HyperTP: Mitigating vulnerability windows with hypervisor transplant
Invited talk: Alain Tchana presented "HyperTP: Mitigating vulnerability windows with hypervisor transplant" at TSP/Palaiseau - 1C43 the 19/10/2020 at 16h15.
The vulnerability window of a hypervisor regarding a given security flaw is the time between the identification of the flaw and the integration of a correction/patch in the running hypervisor. Most vulnerability windows, regardless of severity, are long enough (several days) that attackers have time to perform exploits. Nevertheless, the number of critical vulnerabilities per year is low enough to allow an exceptional solution. This paper introduces hypervisor transplant, a solution for addressing vulnerability window of critical flaws. It involves temporarily replacing the current datacenter hypervisor (e.g., Xen) which is subject to a critical security flaw, by a different hypervisor (e.g., KVM) which is not subject to the same vulnerability. We build HyperTP, a generic framework which combines in a unified way two approaches: in-place server micro-rebootbased hypervisor transplant (noted InPlaceTP) and live VM migration-based hypervisor transplant (noted MigrationTP). We describe the implementation of HyperTP and its extension for transplanting Xen with KVM and vice versa. We also show that HyperTP is easy to integrate with the OpenStack cloud computing platform. Our evaluation results show that HyperTP delivers satisfactory performance: (1) MigrationTP takes the same time and impacts virtual machines (VMs) with the same performance degradation as normal live migration.(2) the downtime imposed by InPlaceTP on VMs is in the same order of magnitude (1.7 seconds for a VM with 1 vCPU and 1 GB of RAM) as in-place upgrade of homogeneous hypervisors based on server micro-reboot.

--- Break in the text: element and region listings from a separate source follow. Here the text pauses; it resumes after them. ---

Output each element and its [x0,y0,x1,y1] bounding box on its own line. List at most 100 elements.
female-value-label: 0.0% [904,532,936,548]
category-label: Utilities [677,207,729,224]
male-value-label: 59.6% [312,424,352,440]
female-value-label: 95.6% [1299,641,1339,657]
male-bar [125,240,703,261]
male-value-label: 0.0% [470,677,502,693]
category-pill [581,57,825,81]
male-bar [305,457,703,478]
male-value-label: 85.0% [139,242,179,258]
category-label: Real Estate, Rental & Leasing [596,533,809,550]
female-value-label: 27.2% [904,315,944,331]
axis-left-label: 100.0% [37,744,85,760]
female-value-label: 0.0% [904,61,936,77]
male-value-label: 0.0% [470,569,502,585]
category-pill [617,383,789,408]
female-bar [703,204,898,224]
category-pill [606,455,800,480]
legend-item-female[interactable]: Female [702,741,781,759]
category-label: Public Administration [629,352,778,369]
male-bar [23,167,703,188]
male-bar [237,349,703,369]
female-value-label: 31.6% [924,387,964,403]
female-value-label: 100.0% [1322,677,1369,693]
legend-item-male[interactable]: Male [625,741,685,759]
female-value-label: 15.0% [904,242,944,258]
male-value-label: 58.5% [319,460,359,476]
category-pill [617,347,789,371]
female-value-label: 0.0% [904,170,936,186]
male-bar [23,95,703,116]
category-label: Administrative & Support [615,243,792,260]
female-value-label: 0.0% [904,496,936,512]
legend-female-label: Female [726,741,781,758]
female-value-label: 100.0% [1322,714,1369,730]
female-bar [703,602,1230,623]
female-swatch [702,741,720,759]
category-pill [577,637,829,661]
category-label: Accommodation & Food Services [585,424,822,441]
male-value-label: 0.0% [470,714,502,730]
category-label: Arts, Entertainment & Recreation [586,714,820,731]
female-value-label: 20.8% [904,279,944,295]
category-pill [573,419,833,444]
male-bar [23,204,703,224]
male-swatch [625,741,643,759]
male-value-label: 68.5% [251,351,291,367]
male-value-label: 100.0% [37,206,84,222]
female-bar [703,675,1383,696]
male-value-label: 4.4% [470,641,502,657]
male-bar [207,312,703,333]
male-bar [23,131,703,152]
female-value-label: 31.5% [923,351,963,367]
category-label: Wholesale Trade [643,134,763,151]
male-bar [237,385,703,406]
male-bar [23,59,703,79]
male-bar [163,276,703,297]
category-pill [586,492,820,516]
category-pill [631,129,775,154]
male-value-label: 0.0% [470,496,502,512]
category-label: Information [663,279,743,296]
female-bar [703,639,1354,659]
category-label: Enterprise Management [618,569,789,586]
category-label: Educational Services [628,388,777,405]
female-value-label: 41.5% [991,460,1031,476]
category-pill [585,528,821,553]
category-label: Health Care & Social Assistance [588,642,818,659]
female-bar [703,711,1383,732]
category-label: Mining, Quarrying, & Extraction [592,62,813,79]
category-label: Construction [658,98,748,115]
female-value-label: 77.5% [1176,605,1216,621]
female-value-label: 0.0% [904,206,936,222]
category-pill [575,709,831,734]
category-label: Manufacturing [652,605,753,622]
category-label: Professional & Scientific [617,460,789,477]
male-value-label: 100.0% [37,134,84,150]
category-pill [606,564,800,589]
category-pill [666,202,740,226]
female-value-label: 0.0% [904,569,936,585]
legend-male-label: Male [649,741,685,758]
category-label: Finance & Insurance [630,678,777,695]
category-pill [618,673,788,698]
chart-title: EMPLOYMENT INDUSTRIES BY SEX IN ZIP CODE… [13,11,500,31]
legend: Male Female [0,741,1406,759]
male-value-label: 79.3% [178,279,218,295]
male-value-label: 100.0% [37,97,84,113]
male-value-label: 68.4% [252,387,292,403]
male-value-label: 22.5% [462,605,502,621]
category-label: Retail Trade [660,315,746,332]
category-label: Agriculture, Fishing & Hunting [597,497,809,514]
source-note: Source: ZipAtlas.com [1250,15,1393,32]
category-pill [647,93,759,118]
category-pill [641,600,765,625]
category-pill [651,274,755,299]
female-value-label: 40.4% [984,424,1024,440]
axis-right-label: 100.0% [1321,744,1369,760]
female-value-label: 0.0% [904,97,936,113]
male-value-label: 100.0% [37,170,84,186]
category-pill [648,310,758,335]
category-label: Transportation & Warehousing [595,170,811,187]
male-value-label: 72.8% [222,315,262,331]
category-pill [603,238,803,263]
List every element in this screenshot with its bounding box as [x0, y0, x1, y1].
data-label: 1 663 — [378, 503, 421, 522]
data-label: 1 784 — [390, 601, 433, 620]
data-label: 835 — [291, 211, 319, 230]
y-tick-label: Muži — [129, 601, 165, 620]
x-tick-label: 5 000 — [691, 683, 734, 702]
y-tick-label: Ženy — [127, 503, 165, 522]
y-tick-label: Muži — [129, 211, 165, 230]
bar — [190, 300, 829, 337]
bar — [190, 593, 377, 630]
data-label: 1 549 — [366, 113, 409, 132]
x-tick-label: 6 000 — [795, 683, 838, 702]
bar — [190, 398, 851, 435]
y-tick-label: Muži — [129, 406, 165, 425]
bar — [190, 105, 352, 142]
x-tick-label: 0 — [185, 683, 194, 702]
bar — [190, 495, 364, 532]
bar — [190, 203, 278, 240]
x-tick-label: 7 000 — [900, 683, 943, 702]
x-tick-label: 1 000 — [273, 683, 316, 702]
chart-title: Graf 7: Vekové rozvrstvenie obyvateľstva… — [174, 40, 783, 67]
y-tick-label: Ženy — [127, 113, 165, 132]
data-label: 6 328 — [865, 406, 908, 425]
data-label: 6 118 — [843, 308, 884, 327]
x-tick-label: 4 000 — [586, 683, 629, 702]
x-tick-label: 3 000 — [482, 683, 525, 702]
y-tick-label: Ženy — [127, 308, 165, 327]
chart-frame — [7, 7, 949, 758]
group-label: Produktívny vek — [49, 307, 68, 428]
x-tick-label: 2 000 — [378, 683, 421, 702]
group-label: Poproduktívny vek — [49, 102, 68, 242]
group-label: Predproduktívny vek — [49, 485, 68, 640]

Alain Tchana is a Systems research person: he builds stuff (to paraphrase Timothy Roscoe from ETH). His main research domain is virtualization. He aims at minimizing energy consumption, improving performance and protecting applications. Alain Tchana received his Ph.D. in computer science in 2011 at Institut National Polytechnique de Toulouse (France). During his Ph.D. thesis, he worked on building an autonomic computing system for cloud environments. He then spent two years as a postdoc at Université Joseph Fourier in Grenoble (France). During that time, he worked on building benchmarking systems. Since he was recruited as an Associate Professor in 2013 at Institut National Polytechnique de Toulouse (France), he moved to low-level Systems layers. In 2018, he was recruited as full professor at Université de Nice Sophia-Antipolis. Since September 2019, he is full professor at Ecole Normale Supérieure de Lyon (ensL).